И тогда стал резко усиливаться сорняк, то есть человек с этими мощными корнями, который хочет иметь, а не быть. И который есть эта прорва.
Предательство Горбачёва и Ельцина лишь вскрыло для прорвы фантастические возможности, и она ломанулась вперёд.
Интеллигенция, которая должна была это сдерживать, на какой-то момент предательски перешла на сторону этой прорвы — на сторону криминала.
Я никогда не забуду, как Сергей Адамович Ковалёв от лица правозащитников хлопотал за Япончика, как за «противника советского режима». На сторону криминала, повторяю, на сторону наиболее корыстной и бездуховной части номенклатуры и на сторону вот этого табуна — этой прорвы.
Они слились вместе и сформировали новый класс.
Интеллигенция разрушила смыслы, разрушила идеальное. И тогда табун ломанул вперёд… Он создал это сегодняшнее псевдообщество, этот регрессиум. Он возглавил его. Он стал его политическим классом.
Малую часть интеллигенции он кооптировал в себя в виде обслуги, а другую часть он опустил так низко, как ни в одном обществе, никто никогда не опускал никакую интеллигенцию. Она и получила от него то, что и должна была получить, эта интеллигенция — возмездие.
Теперь встаёт вопрос о том, как выходить из этого ужасного состояния?
Только на пути создания полноценной метафизики, восстановления этих метафизических вибраций, мощного смыслового поля языка и коммуникаций. Только на основе придания совершенно нового качества тому целеполаганию, которое когда-то создало советское общество. Только на этом пути мы можем чего-то достичь.

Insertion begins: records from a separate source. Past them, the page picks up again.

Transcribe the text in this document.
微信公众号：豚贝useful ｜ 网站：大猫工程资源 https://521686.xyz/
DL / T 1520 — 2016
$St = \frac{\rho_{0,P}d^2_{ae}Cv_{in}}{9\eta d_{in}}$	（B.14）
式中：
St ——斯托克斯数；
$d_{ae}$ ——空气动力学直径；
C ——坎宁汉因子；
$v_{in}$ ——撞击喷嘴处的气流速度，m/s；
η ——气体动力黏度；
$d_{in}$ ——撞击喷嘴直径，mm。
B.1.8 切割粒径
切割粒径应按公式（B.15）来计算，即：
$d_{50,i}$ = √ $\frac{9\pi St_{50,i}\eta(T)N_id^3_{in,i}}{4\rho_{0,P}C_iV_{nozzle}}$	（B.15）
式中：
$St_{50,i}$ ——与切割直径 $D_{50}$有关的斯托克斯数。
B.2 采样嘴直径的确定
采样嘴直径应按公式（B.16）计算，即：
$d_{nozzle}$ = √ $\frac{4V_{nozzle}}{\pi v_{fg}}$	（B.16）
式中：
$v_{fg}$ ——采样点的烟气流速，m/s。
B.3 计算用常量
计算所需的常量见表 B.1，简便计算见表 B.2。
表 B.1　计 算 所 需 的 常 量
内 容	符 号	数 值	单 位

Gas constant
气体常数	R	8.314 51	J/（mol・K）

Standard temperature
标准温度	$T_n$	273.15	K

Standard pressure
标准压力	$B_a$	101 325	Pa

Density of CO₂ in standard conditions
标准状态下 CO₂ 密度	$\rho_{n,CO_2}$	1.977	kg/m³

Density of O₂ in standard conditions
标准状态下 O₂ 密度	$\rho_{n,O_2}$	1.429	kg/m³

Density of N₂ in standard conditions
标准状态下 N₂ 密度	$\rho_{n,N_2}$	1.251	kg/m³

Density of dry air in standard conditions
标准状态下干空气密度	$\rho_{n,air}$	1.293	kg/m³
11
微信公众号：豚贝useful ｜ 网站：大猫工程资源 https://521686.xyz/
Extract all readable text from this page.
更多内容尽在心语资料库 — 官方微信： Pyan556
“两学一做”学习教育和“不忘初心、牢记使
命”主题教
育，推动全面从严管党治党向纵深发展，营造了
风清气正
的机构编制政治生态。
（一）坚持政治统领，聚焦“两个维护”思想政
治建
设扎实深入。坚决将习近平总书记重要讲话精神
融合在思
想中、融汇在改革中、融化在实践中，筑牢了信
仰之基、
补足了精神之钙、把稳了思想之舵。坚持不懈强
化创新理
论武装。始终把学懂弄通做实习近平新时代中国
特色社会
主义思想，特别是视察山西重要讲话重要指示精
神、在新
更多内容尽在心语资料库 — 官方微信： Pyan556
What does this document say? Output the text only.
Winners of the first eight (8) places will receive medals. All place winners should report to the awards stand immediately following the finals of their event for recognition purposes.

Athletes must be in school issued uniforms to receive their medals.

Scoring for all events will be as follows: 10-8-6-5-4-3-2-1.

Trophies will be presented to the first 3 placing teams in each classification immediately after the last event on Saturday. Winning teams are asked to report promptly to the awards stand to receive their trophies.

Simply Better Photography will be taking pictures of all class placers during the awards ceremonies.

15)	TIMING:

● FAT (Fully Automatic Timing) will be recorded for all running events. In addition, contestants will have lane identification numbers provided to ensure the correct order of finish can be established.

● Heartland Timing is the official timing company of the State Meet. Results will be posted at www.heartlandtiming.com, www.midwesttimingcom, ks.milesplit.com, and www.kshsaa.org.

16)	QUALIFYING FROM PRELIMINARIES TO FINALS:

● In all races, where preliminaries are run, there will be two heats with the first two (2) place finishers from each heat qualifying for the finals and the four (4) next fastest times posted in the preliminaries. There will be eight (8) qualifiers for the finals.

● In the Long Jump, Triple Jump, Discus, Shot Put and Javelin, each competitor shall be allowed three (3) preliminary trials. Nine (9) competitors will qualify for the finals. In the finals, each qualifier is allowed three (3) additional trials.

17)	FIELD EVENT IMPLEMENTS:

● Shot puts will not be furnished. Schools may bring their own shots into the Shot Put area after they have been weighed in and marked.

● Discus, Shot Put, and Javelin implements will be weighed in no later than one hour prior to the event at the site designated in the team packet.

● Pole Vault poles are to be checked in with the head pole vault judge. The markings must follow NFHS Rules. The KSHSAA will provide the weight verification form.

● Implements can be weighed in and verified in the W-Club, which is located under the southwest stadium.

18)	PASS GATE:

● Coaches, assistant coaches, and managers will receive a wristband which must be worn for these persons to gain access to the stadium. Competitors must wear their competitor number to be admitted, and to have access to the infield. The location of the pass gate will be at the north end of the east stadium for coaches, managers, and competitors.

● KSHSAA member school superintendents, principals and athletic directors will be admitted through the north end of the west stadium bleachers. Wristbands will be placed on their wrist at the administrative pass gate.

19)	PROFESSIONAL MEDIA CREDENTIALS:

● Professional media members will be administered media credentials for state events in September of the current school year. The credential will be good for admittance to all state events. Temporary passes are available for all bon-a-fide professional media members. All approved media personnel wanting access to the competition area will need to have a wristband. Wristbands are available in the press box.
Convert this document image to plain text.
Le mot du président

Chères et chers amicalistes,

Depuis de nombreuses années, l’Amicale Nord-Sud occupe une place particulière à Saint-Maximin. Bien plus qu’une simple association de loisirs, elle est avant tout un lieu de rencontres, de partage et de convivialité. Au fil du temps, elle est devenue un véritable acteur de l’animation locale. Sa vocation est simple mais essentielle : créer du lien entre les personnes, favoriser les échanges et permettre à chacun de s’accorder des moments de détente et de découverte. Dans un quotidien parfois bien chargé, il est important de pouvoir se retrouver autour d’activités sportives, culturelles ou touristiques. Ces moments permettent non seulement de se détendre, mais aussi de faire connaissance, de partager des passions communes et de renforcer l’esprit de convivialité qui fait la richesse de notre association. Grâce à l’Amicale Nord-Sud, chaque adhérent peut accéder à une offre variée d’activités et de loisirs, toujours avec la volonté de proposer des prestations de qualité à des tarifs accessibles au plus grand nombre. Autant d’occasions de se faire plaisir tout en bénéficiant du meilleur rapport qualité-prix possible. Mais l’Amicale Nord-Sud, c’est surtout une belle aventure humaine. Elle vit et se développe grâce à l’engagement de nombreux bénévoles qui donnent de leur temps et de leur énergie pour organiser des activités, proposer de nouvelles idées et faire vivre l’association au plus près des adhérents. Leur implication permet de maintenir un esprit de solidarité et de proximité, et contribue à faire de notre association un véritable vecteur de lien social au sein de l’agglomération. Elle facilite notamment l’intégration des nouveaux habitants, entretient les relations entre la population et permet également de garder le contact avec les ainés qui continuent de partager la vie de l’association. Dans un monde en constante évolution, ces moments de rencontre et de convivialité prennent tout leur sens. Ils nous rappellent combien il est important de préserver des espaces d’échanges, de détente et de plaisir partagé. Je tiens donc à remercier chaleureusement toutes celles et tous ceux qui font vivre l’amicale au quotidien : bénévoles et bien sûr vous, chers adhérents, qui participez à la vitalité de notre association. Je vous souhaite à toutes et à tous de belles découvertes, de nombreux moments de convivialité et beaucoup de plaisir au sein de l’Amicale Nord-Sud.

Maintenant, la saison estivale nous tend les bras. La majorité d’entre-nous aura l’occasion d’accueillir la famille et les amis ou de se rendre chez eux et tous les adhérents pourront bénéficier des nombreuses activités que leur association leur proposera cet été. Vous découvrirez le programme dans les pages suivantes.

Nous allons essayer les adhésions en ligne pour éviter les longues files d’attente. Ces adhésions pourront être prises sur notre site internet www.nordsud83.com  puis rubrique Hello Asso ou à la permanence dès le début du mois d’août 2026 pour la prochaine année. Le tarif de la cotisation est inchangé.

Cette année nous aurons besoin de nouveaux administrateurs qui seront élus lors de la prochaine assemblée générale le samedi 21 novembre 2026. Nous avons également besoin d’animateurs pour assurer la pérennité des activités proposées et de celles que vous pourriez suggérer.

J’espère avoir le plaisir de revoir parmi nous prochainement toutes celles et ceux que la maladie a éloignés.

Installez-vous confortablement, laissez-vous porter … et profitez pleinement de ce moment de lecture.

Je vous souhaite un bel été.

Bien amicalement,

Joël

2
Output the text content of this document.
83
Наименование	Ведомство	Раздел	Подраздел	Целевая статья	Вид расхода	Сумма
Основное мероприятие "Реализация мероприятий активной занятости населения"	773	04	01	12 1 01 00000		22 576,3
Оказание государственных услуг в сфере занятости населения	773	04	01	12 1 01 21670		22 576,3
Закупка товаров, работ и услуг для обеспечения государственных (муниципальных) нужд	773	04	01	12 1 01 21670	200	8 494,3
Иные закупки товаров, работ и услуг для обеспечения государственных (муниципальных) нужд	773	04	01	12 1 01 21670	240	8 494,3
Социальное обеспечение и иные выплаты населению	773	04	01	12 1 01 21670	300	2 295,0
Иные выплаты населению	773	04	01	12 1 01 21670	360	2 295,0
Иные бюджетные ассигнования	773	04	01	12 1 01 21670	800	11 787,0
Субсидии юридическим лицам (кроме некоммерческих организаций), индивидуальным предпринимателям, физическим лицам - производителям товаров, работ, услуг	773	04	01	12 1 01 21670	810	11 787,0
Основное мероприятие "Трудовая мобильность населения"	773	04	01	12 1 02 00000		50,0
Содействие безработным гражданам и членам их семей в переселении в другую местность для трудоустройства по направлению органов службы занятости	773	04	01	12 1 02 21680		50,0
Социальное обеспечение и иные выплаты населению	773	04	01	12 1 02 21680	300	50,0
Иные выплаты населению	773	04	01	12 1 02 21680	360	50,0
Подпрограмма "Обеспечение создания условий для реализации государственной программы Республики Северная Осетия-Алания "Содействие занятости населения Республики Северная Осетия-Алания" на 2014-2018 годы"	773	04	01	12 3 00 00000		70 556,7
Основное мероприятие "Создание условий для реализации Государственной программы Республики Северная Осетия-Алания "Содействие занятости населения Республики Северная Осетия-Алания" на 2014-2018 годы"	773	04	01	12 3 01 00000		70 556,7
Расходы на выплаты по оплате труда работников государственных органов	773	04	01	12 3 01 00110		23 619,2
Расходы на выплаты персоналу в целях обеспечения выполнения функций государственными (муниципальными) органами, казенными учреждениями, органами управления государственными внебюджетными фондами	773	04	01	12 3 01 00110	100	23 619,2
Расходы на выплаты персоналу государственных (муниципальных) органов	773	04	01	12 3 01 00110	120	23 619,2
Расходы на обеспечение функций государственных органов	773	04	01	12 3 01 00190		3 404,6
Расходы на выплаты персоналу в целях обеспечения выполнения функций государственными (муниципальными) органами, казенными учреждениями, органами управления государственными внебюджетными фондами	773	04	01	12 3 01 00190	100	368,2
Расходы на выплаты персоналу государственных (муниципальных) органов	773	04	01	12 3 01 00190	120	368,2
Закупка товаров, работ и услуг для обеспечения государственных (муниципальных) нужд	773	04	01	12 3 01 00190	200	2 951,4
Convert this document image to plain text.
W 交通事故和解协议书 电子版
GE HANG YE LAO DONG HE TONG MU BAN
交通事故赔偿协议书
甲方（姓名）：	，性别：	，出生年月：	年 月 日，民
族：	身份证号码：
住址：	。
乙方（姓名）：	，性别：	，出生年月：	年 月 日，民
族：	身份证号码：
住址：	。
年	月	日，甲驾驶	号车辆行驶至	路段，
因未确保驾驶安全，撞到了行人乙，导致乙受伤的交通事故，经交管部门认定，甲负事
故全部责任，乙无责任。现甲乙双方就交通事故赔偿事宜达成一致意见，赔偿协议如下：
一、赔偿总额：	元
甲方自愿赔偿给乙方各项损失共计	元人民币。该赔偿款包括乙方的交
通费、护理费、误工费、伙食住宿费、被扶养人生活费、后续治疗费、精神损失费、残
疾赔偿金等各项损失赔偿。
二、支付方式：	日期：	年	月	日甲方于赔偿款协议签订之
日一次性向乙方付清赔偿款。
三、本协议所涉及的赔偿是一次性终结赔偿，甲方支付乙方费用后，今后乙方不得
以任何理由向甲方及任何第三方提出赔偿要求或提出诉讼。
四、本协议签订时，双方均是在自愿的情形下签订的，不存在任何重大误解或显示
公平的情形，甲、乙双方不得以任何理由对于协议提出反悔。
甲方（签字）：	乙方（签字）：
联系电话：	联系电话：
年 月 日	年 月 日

Ключевой вопрос таков — в чём всемирно-историческая, общечеловеческая исключительность России? Есть она или нет? Да или нет?
Россия в её сегодняшнем ничтожном, гибнущем состоянии, тем не менее, до сих пор обладает не особенностями, — особенностями обладает любая страна — а всемирно-историческим значением и общечеловеческой исключительностью? Да или нет?
Никто, кроме нас, пока что не сказал о том, в чём это всемирно-историческая исключительность. А подменять разговор об этом, единственный, ключевой, страстный, великий разговор рассуждениями об особом пути… Особый путь — это когда весь взвод идёт не в ногу, а господин прапорщик идёт в ногу. Все идут туда… а «особым» путём куда-то прутся… это хохма.